In the laboratories and clinics where patient specimens are handled, the U. "maintains strict protocols regarding identification and tissue handling," Mulvihill said. Facilities are routinely audited and meet rigorous national accreditation standards.
The U. no longer maintains its own donor sperm bank and relies instead on national banks, where Mulvihill said processes can be better protected and there is a wider array of donors.
The U. will continue to host a hotline number and email — 801-587-5852 and firstname.lastname@example.org — for patients who have questions about their care. Paternity testing is available for patients who received care during the relevant time period, or when Lippert was employed at the clinic.
So far, the university has fielded about 15 calls, and all but two have been ruled out as possible issues related to the Lippert case. Those two are considering paternity tests.
"This is a very private situation between a couple and their physician in terms of trying to achieve a child under difficult circumstances," Mulvihill said. "Some patients have a loving, well-functioning family and they don't want to know too much more about the biological nature of the family, and others want to know."

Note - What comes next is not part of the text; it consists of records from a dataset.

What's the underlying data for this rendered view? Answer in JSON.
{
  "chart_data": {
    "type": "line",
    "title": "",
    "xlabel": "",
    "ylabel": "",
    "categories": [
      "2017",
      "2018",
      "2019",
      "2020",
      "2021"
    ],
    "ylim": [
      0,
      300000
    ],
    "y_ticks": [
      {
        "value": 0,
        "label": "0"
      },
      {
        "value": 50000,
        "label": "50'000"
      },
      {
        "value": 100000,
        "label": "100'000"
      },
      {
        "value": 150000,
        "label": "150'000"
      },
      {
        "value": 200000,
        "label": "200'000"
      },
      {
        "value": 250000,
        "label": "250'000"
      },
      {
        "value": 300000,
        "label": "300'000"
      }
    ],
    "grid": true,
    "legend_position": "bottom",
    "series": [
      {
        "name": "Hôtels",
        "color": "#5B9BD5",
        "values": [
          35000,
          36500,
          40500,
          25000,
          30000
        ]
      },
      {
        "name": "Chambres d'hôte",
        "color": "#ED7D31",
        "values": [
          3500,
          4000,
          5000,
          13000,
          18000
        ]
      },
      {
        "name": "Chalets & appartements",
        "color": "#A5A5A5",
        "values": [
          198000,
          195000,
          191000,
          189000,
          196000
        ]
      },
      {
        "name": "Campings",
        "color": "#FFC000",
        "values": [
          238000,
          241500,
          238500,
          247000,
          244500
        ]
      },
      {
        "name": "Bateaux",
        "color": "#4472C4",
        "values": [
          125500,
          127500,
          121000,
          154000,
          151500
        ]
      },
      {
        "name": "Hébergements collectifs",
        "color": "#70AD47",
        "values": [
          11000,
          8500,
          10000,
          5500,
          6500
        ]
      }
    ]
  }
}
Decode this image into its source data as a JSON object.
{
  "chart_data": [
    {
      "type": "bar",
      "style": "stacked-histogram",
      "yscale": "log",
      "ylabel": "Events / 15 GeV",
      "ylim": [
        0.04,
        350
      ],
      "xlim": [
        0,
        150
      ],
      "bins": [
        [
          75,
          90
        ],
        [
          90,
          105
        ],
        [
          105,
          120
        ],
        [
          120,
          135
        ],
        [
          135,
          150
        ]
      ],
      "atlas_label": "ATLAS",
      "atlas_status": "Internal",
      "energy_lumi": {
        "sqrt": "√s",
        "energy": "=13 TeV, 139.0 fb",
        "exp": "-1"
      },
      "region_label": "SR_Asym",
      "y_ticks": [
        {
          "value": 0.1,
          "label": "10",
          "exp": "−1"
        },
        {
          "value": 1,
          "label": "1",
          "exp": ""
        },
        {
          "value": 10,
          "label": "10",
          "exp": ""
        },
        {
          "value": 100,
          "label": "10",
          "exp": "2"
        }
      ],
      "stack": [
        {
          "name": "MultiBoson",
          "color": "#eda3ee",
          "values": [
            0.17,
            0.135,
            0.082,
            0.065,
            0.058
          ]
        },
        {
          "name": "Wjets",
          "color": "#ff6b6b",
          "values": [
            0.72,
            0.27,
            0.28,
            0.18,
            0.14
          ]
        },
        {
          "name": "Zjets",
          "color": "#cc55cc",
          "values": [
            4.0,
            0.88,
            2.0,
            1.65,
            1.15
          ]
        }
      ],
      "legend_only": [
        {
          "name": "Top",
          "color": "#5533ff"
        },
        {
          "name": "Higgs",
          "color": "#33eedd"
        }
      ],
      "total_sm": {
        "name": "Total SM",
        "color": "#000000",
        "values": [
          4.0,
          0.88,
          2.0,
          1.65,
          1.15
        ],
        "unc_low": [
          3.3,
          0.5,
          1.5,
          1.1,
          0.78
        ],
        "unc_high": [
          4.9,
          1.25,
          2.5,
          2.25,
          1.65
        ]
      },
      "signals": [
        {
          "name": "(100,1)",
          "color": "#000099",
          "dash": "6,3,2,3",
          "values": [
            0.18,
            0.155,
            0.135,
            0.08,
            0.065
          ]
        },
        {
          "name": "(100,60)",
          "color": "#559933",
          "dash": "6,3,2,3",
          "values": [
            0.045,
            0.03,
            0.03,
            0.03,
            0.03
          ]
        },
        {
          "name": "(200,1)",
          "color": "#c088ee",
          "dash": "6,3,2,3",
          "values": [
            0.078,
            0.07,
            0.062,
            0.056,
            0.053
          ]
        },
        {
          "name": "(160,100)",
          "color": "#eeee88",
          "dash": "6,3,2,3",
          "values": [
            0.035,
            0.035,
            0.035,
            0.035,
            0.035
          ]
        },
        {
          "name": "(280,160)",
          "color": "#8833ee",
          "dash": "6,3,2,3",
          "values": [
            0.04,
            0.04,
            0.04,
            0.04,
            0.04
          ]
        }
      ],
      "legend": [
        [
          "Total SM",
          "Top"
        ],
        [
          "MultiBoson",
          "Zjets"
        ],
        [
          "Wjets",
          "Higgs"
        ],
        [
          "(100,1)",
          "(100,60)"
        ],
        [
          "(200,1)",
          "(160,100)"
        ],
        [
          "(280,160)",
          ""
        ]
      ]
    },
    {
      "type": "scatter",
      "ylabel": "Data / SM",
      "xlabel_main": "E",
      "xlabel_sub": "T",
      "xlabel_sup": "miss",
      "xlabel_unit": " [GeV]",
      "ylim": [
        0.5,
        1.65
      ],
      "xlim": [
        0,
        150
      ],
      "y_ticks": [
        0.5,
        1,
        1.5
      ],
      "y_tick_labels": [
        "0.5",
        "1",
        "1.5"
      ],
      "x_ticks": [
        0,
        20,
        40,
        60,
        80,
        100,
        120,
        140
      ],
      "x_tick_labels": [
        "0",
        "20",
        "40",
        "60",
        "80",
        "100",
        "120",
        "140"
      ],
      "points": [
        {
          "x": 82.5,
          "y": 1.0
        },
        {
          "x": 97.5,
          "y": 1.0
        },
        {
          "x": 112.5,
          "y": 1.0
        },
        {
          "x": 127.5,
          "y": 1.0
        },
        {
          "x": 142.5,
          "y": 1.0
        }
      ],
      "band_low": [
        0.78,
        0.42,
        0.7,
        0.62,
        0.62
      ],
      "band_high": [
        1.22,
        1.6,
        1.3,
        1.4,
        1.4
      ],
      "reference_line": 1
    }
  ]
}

A website, www.communitylabfacts.org, has also been set up to more easily disperse information to the public about the U.'s ongoing investigation and a panel of physicians has been established to review pertinent information and old documentation to determine what went wrong and how. The U. has also hired an independent third-party medical ethicist, R. Alta Charo from the University of Wisconsin, to review the methodology used by the committee and its findings and recommendations.
According to Mulvihill, the panel review should take about 90 days. "We don't know how long it will take to get to the truth of this matter," he said.
"We are deeply sorry for any anxiety this has caused to our patients."